Run a Mission against the web
A Mission searches the web for people who don't yet exist in your system.
- Open Sourcing → Search.
- In the box, describe who you want — role, seniority, location, the kind of company they're at. Constraints in the sentence are read as constraints.
- Run the search. Results stream in live as Chosen finds them — you don't wait for the whole run to finish before you can read.
- If a job is selected in the left sidebar, the Mission is linked to that role, which helps later when you import.
A Mission's results don't replace your earlier ones — they're added to the Prospects table, so the pool grows over time.
What a prospect record shows
Each prospect Chosen surfaces comes with:
- Name, current title, and current company — the basics, pulled from public profiles.
- A why-they-matched summary — a short note on what in their background fits your query.
- An assembled work history — every public role Chosen could piece together, shown in full on the experience timeline.
- A best-guess work email, or a "no email available" flag — confirming an address is a separate step. See email enrichment.
Open a prospect and the detail drawer also shows skills, education, and a Key insights panel of auto-detected signals — career patterns worth knowing before you reach out.
Plan limits
On the Starter plan, sourcing searches and email enrichments share a small lifetime allowance — the Search box shows a counter like "3 of 5 free searches used", and the button disables once you hit the cap. Growth lifts those caps.

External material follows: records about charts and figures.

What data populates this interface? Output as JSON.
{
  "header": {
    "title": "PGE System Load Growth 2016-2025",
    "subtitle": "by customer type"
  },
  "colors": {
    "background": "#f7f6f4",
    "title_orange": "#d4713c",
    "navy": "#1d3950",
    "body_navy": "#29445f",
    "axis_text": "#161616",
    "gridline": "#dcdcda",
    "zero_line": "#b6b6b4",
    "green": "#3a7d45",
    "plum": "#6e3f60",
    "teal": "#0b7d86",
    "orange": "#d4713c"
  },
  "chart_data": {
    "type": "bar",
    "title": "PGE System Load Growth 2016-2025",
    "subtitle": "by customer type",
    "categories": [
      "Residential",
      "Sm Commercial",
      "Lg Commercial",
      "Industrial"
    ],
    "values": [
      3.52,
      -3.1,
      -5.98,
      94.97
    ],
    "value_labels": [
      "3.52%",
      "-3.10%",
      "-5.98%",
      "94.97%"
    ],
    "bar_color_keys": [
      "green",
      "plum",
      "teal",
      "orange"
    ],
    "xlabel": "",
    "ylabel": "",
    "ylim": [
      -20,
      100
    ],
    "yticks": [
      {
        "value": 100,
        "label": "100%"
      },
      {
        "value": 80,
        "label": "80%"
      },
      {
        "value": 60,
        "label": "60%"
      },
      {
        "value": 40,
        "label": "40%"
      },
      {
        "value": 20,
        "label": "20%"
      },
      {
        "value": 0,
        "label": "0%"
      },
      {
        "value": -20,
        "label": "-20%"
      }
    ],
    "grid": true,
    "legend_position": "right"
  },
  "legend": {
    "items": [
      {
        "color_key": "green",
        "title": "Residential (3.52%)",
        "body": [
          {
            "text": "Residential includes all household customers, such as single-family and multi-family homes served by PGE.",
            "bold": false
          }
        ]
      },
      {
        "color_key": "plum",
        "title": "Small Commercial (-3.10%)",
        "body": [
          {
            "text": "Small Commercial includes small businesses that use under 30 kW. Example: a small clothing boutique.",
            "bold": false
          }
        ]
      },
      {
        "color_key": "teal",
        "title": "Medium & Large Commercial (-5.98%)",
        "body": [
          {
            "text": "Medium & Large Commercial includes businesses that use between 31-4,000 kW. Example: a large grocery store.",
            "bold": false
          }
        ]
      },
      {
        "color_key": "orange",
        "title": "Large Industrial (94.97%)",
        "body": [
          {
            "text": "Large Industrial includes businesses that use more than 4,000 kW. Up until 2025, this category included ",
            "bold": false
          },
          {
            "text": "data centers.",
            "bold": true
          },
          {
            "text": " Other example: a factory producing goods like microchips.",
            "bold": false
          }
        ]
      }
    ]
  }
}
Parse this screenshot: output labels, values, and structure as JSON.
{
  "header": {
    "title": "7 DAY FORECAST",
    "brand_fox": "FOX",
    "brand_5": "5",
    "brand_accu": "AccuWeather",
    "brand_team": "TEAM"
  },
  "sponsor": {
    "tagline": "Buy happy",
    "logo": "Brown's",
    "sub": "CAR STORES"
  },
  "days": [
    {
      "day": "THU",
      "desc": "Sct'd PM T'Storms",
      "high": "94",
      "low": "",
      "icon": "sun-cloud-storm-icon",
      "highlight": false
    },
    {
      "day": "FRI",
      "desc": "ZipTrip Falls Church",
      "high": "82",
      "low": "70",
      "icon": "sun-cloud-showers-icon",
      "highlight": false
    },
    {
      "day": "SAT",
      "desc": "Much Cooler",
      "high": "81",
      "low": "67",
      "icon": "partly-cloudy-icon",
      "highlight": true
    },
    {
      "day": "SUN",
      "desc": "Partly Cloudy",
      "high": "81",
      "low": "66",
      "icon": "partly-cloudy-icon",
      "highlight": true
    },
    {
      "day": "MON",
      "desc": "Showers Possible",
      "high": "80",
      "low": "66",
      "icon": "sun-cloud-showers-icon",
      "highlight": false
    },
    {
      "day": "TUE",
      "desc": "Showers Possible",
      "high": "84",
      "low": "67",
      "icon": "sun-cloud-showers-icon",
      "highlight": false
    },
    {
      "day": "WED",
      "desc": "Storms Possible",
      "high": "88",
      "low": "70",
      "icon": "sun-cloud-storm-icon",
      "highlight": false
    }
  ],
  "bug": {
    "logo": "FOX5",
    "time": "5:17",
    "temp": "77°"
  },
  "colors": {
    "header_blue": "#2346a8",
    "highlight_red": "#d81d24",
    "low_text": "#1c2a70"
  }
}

Missions and enrichment also draw on usage tiers, so a heavy day of either can pause until the window resets.
The takeaway: don't re-run a Mission ten times to nudge the wording. Read the results, refine the description, then run again. Exact numbers and current caps live on plans and limits.
When it gets it wrong
A Mission is a web search, so it inherits a web search's failure modes. A role described too loosely returns a loose, noisy list. A role described too narrowly returns three people. Niche or stealth-company candidates with thin public footprints may not surface at all — the absence of a prospect isn't proof they don't exist.
Treat the first run as a draft. The fix for a bad result is almost always a sharper description, not a different tool. Once you have prospects worth contacting, move on to enrichment.